No total, 17.000 pessoas moram em áreas perigosas em Cubatão, das quais a da Vila dos Pescadores é a de maior risco. A Defesa Civil de Cubatão aponta o bairro da Cota 95 (800 moradores) e a própria Vila Socó (6.000 moradores) como os outros locais onde podem ocorrer novos incêndios.
"A Vila dos Pescadores é o retrato exato do que era a Vila Socó na época do incêndio", diz a vereadora Zilda Aparecida Silverio Rodrigues (sem partido), 38, que trabalhou como enfermeira no resgate das vítimas da Vila Socó.
O curador do Meio Ambiente de Cubatão, Pablo Perez Grecco, 39, pediu em 1991 um laudo da Cetesb (Companhia Estadual de Tecnologia de Saneamento Ambiental) sobre a existência de resíduos de produtos inflamáveis no mangue onde está a favela. "O laudo confirmou a presença de resíduos de gasolina na base das palafitas".
"Com certeza, as pessoas correm risco de vida, apesar do nível de segurança ser incomparavelmente melhor do que há dez anos", afirma o secretário de Defesa Civil do município, Sérgio Damaso. Ele acredita que as famílias somente estarão completamente seguras quando forem retiradas.
No bairro Cota 95, situado na encosta da Serra do Mar, 800 pessoas moram a menos de dez metros das tubulações da Petrobrás. "A faixa de segurança mínima é de 15 metros para cada lado dos dutos. Além disso, essas tubulações não são subterrâneas, o que aumenta o perigo", disse Damaso.
"A Petrobrás já pediu para que retirássemos essas pessoas. O problema é que o local é área de preservação ambiental, sob jurisdição do Instituto Florestal. Estamos aguardando autorização para poder agir na área", disse Grecco.
Atualmente, a Vila Socó não mantém nenhuma das características da época do incêndio. As casas são de alvenaria, as ruas são asfaltadas, o duto da Petrobrás foi urbanizado e a prefeitura construiu playgrounds para as crianças.
O próprio nome da vila mudou. "A gente mora na Vila São José. Vila Socó queimou", diz a dona-de-casa Lucia Sabino de França, 39, há 12 anos no local.
O número de mortos do incêndio de Vila Socó ainda é discutido. "A temperatura no meio da favela era de 3.000 graus", diz o coronel Nilauril Pereira da Silva, comandante dos bombeiros no incêndio.

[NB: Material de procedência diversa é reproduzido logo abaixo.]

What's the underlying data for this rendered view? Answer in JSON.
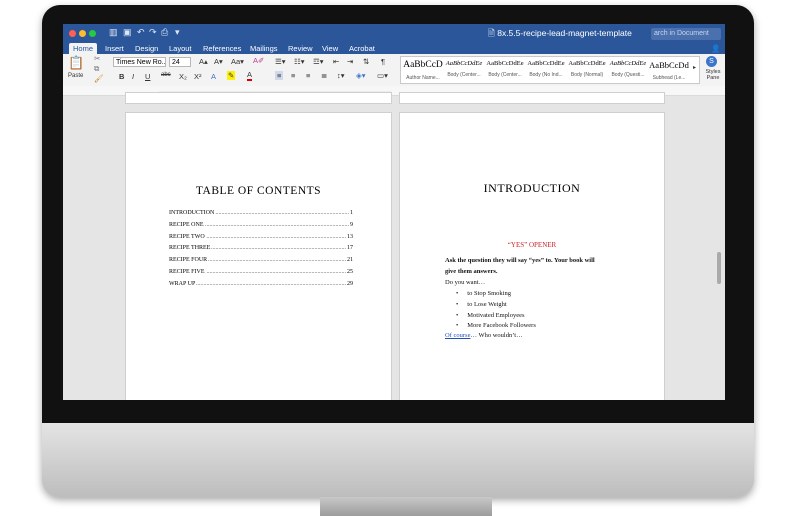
{
  "window": {
    "title": "8x.5.5-recipe-lead-magnet-template",
    "search_placeholder": "arch in Document",
    "traffic_lights": [
      "#ff5f57",
      "#febc2e",
      "#28c840"
    ]
  },
  "ribbon_tabs": [
    "Home",
    "Insert",
    "Design",
    "Layout",
    "References",
    "Mailings",
    "Review",
    "View",
    "Acrobat"
  ],
  "home": {
    "paste_label": "Paste",
    "font_name": "Times New Ro...",
    "font_size": "24",
    "grow_font": "A▴",
    "shrink_font": "A▾",
    "bold": "B",
    "italic": "I",
    "underline": "U",
    "strikethrough": "abc",
    "subscript": "X₂",
    "superscript": "X²",
    "styles_pane_label": "Styles Pane",
    "styles": [
      {
        "sample": "AaBbCcD",
        "name": "Author Name..."
      },
      {
        "sample": "AaBbCcDdEe",
        "name": "Body (Center..."
      },
      {
        "sample": "AaBbCcDdEe",
        "name": "Body (Center..."
      },
      {
        "sample": "AaBbCcDdEe",
        "name": "Body (No Ind..."
      },
      {
        "sample": "AaBbCcDdEe",
        "name": "Body (Normal)"
      },
      {
        "sample": "AaBbCcDdEe",
        "name": "Body (Questi..."
      },
      {
        "sample": "AaBbCcDd",
        "name": "Subhead (Le..."
      }
    ]
  },
  "colors": {
    "word_blue": "#2b579a",
    "accent_red": "#cc2222",
    "link_blue": "#1f4fbf"
  },
  "toc": {
    "title": "TABLE OF CONTENTS",
    "entries": [
      {
        "label": "INTRODUCTION",
        "page": "1"
      },
      {
        "label": "RECIPE ONE",
        "page": "9"
      },
      {
        "label": "RECIPE TWO",
        "page": "13"
      },
      {
        "label": "RECIPE THREE",
        "page": "17"
      },
      {
        "label": "RECIPE FOUR",
        "page": "21"
      },
      {
        "label": "RECIPE FIVE",
        "page": "25"
      },
      {
        "label": "WRAP UP",
        "page": "29"
      }
    ]
  },
  "intro": {
    "title": "INTRODUCTION",
    "subtitle": "“YES” OPENER",
    "line1": "Ask the question they will say “yes” to.  Your book will",
    "line2": "give them answers.",
    "line3": "Do you want…",
    "bullets": [
      "to Stop Smoking",
      "to Lose Weight",
      "Motivated Employees",
      "More Facebook Followers"
    ],
    "closing_link": "Of course",
    "closing_rest": "…  Who wouldn’t…"
  }
}
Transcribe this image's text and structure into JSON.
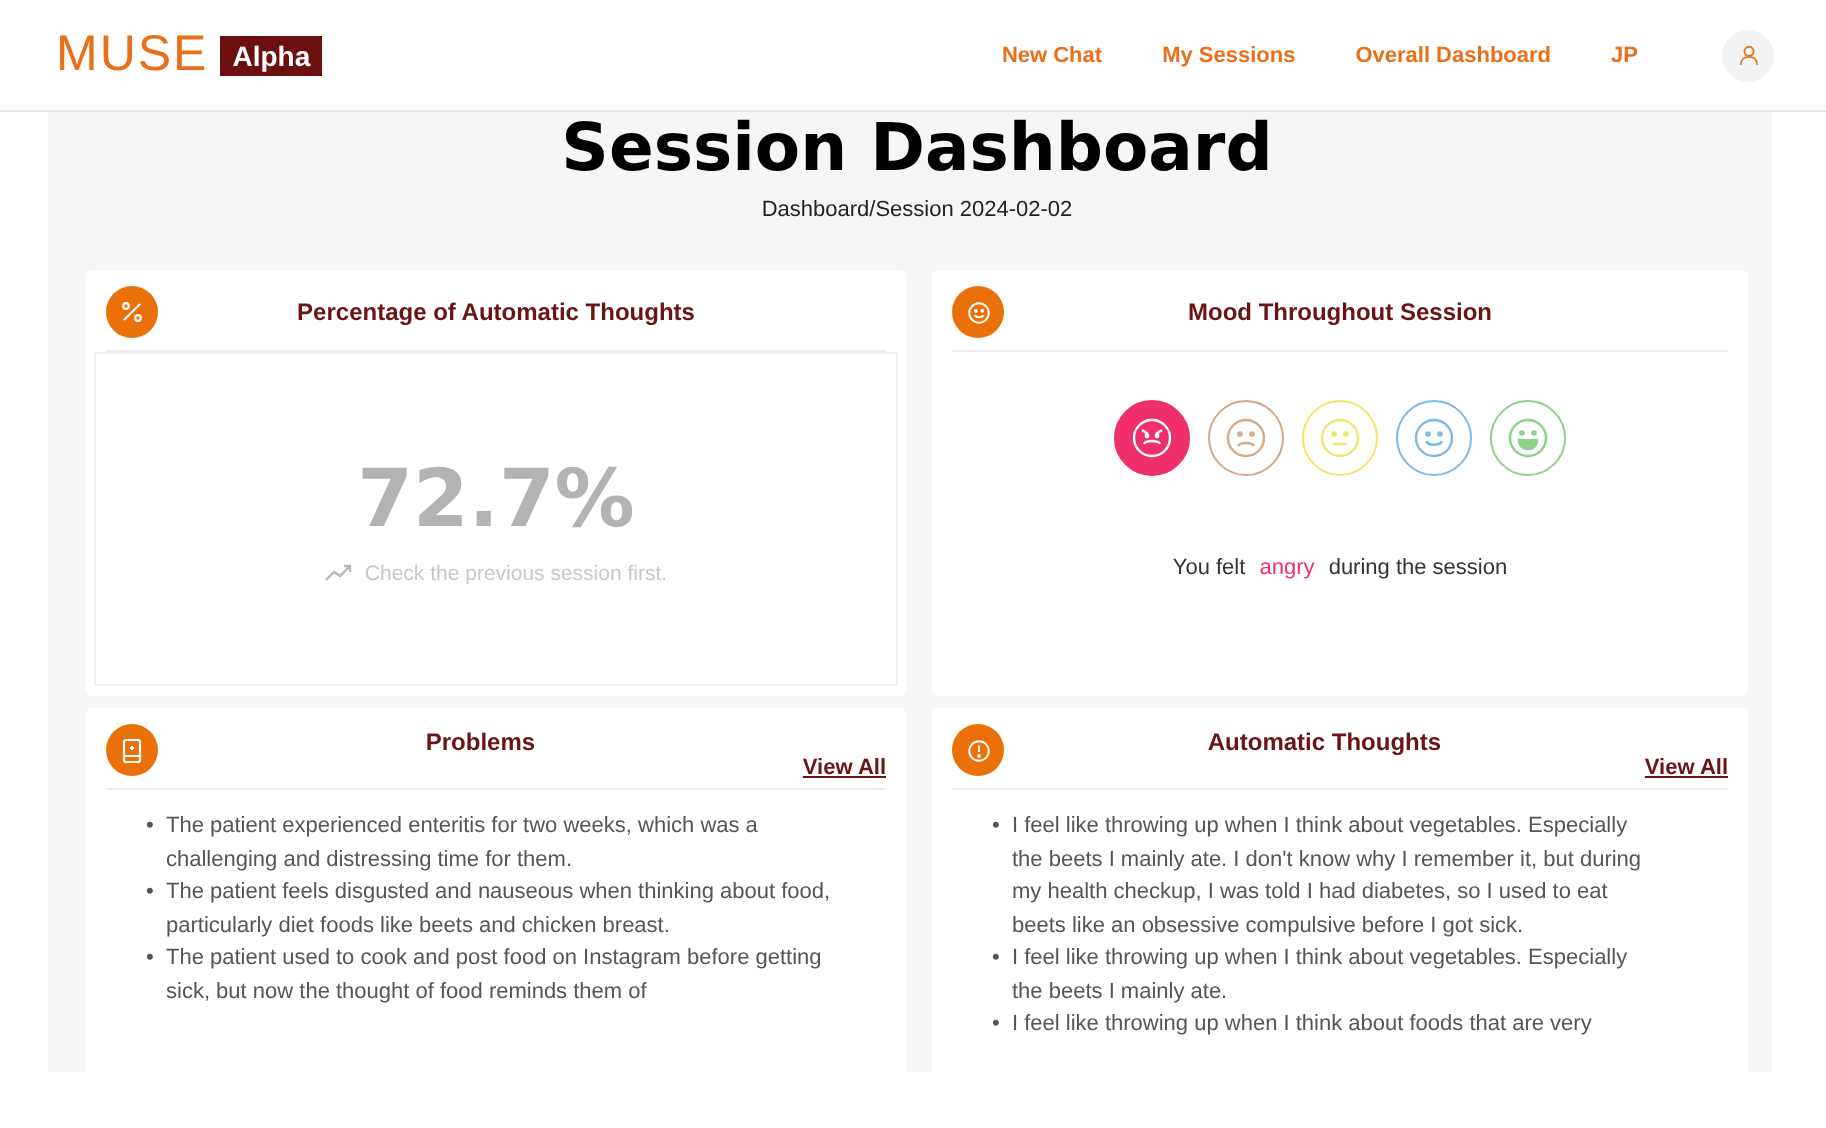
{
  "header": {
    "logo": "MUSE",
    "badge": "Alpha",
    "nav": [
      {
        "label": "New Chat"
      },
      {
        "label": "My Sessions"
      },
      {
        "label": "Overall Dashboard"
      },
      {
        "label": "JP"
      }
    ]
  },
  "page": {
    "title": "Session Dashboard",
    "breadcrumb": "Dashboard/Session 2024-02-02"
  },
  "percentage_card": {
    "title": "Percentage of Automatic Thoughts",
    "value": "72.7%",
    "hint": "Check the previous session first."
  },
  "mood_card": {
    "title": "Mood Throughout Session",
    "moods": [
      {
        "kind": "angry",
        "color": "#f0306a",
        "selected": true
      },
      {
        "kind": "sad",
        "color": "#d4a98a",
        "selected": false
      },
      {
        "kind": "neutral",
        "color": "#f2e36a",
        "selected": false
      },
      {
        "kind": "smile",
        "color": "#7bbbe6",
        "selected": false
      },
      {
        "kind": "grin",
        "color": "#8fd08a",
        "selected": false
      }
    ],
    "sentence_before": "You felt",
    "mood_word": "angry",
    "sentence_after": "during the session"
  },
  "problems_card": {
    "title": "Problems",
    "link": "View All",
    "items": [
      {
        "marker": "•",
        "text": "The patient experienced enteritis for two weeks, which was a challenging and distressing time for them."
      },
      {
        "marker": "•",
        "text": "The patient feels disgusted and nauseous when thinking about food, particularly diet foods like beets and chicken breast."
      },
      {
        "marker": "•",
        "text": "The patient used to cook and post food on Instagram before getting sick, but now the thought of food reminds them of"
      }
    ]
  },
  "thoughts_card": {
    "title": "Automatic Thoughts",
    "link": "View All",
    "items": [
      {
        "marker": "•",
        "text": "I feel like throwing up when I think about vegetables. Especially the beets I mainly ate. I don't know why I remember it, but during my health checkup, I was told I had diabetes, so I used to eat beets like an obsessive compulsive before I got sick."
      },
      {
        "marker": "•",
        "text": "I feel like throwing up when I think about vegetables. Especially the beets I mainly ate."
      },
      {
        "marker": "•",
        "text": "I feel like throwing up when I think about foods that are very"
      }
    ]
  }
}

Ata encaminhada à promotoria 30 dias após o incêndio pelo legista-chefe do Instituto Médico Legal (IML) de Santos, Carlos Afonso Novaes de Figueiredo, aponta a possibilidade da morte de 450 crianças. O documento, contestado pelas autoridades municipais e pela Petrobrás, afirma "não haver sido encontrado nenhuma criança com idade inferior a três anos".
Citando o Tratado de Medicina Legal, Figueiredo acrescentou: "Qualquer corpo humano exposto a uma temperatura de mil graus centígrados, ao ar livre, por uma ou duas horas, não deixa vestígios".